Joy Zipper, 100 Club, London
The record industry has kicked Joy Zipper in the teeth so often, it's a wonder they're still capable of standing on a stage.
The record industry has kicked Joy Zipper in the teeth so often, it's a wonder they're still capable of standing on a stage. Their second album, American Whip, was recently released to great acclaim - the same rave reviews it got more than a year earlier, until its release was pulled by an ailing Ministry of Sound. American Whip was itself the product of two years of limbo, when the band - essentially the couple Vinny Cafiso and Tabitha Tindale - retreated to Cafiso's aunt's basement in suburban Long Island, after another record label went bust.
The cultural deprivation was their making: American Whip overcompensates with almost overwhelmingly lush arrangements, sickly sweet, beautiful music in thrall to the 1970s, but secreting lyrics about senility and suicide. It is Californian-style pop with the sonic density of dance music. Although much has been made of the darkness in their lyrics, it is really their rare brightness that makes Joy Zipper alluring.
The genuine, if troubled, innocence of Cafiso and Tindale is the source of these seeming contradictions, which they tease out in a subtly compelling, unpredictable show. She leans over her keyboard, face in shadow, eyes shut; he shoulders his guitar like he is living in a 1960s TV clip, gawky and eager. Both look younger than their 30 years and banter awkwardly between songs, as if being on stage is a nervous novelty.

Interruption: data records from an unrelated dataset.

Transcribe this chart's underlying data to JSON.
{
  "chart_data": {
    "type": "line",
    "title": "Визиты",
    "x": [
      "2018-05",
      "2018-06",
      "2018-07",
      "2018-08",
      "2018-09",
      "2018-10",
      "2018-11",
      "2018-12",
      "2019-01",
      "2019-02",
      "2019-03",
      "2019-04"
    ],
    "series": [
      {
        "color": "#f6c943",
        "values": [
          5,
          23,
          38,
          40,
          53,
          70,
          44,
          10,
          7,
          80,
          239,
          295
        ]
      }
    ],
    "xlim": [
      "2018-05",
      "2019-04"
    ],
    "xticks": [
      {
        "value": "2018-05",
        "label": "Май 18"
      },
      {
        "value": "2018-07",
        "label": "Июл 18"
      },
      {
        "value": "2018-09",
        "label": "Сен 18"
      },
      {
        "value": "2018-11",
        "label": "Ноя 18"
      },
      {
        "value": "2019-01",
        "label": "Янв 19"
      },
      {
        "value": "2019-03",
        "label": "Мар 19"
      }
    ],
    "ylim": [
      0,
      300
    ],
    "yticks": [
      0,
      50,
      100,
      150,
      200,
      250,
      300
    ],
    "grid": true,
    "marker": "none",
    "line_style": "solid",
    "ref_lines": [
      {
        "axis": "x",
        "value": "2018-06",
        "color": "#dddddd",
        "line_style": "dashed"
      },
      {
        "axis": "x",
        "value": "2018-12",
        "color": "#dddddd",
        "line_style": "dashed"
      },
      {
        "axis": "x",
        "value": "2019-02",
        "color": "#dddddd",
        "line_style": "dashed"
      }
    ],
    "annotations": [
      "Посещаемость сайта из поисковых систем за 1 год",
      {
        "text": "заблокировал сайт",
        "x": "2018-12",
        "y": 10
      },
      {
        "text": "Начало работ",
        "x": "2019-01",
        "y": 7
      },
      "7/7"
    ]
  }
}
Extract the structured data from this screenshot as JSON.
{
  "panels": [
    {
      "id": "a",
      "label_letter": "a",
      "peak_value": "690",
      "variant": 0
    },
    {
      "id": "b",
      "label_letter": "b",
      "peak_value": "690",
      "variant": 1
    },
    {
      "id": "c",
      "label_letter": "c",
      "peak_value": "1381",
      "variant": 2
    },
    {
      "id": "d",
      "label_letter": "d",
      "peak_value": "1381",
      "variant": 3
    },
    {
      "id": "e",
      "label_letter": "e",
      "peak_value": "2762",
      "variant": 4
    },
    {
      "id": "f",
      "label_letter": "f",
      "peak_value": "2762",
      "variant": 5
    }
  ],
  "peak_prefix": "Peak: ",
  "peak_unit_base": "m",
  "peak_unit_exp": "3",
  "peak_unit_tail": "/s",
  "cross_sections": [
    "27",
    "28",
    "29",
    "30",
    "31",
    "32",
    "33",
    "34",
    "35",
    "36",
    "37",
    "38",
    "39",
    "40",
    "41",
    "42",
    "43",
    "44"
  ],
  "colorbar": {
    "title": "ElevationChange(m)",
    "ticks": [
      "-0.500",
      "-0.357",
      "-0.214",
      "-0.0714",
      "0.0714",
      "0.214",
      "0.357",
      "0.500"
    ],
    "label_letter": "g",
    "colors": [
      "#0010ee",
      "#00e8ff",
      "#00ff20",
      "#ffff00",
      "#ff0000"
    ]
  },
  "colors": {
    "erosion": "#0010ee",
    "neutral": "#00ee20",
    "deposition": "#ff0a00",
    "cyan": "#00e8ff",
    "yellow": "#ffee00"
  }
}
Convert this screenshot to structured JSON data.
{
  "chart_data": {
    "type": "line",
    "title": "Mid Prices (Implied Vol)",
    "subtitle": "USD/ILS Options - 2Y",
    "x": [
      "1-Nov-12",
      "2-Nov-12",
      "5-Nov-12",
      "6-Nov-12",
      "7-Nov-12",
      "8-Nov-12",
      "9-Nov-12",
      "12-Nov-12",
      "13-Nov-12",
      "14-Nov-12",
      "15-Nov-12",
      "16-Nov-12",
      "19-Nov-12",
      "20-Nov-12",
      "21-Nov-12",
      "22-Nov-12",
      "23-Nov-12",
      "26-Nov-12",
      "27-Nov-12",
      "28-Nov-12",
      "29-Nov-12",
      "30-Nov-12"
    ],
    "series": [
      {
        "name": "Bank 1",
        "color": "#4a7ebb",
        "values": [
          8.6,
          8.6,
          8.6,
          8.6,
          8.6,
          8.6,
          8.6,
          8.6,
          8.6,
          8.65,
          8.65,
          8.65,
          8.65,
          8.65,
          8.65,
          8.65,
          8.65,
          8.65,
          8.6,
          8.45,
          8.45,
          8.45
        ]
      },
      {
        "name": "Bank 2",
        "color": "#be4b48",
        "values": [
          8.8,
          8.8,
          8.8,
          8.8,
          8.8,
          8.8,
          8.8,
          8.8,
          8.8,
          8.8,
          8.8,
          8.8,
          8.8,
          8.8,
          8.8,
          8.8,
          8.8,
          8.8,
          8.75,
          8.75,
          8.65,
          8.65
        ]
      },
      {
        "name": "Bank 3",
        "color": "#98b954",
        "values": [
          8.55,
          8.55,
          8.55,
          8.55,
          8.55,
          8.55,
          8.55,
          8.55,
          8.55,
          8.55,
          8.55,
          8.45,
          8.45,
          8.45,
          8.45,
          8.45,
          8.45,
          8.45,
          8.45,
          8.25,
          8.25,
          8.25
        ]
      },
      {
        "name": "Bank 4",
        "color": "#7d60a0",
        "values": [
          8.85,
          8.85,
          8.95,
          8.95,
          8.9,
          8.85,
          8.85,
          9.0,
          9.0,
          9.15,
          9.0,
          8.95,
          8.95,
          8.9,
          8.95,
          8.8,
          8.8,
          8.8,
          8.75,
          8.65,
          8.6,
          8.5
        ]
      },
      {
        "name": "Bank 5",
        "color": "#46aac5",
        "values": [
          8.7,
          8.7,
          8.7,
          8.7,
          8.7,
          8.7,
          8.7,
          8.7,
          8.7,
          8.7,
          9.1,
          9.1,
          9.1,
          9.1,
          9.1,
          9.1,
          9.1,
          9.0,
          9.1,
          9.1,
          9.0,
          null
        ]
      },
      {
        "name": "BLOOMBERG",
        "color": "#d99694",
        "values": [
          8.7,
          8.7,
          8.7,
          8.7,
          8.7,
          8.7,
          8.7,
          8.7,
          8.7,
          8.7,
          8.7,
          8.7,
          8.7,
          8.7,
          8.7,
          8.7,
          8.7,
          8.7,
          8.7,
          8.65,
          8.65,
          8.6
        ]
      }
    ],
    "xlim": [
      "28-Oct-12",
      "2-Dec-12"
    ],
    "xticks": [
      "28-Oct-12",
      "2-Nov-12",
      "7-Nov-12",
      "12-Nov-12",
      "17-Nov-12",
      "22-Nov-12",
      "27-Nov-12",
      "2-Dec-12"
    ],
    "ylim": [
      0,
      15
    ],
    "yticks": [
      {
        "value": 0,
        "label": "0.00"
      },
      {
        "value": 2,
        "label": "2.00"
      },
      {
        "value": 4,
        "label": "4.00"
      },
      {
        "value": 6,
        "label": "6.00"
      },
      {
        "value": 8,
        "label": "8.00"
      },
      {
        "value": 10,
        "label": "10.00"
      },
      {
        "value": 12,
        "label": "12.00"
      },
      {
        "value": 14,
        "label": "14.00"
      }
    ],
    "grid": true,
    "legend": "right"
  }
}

The sound they make is thick like treacle, their four-piece band just big enough to replicate the record. But in this small basement club, the blissfully intense harmonies and sampled string-banks of even their best song, "I Dozed and Became Invisible", are indistinct in their effect. Though Joy Zipper's voices redouble and loop in layers, and guitar chords climb and grow, the relentless grandeur is almost numbing. They seem more suited to a concert hall or a super-club, to sonic precision or overload. Here, thunderous chatter from the bar counters the cheers of loyalists. Even an eerie version of "Alzheimer's", every word slowed as if squeezed from an afflicted mind, doesn't wholly connect.
Still, Cafiso and Tindale's endearing pleasure at being on any stage, despite all their setbacks, keeps me watching. And a reward for all of us comes right at the end, when the club's curfew denies Joy Zipper an encore. The lights go up, but the crowd don't leave, and Cafiso comes back with an acoustic guitar and pleads with the management to continue. And though the stripped version of "Valley Stream" which follows destroys the point of Joy Zipper's dense music, it reveals the flaky charm of the couple behind it. As Cafiso stretches the chorus to breaking point, Tindale leads a clapping singalong. Only the Geiger-counter click of the microphone she points at us reminds you how dark Joy Zipper's sunniness can be.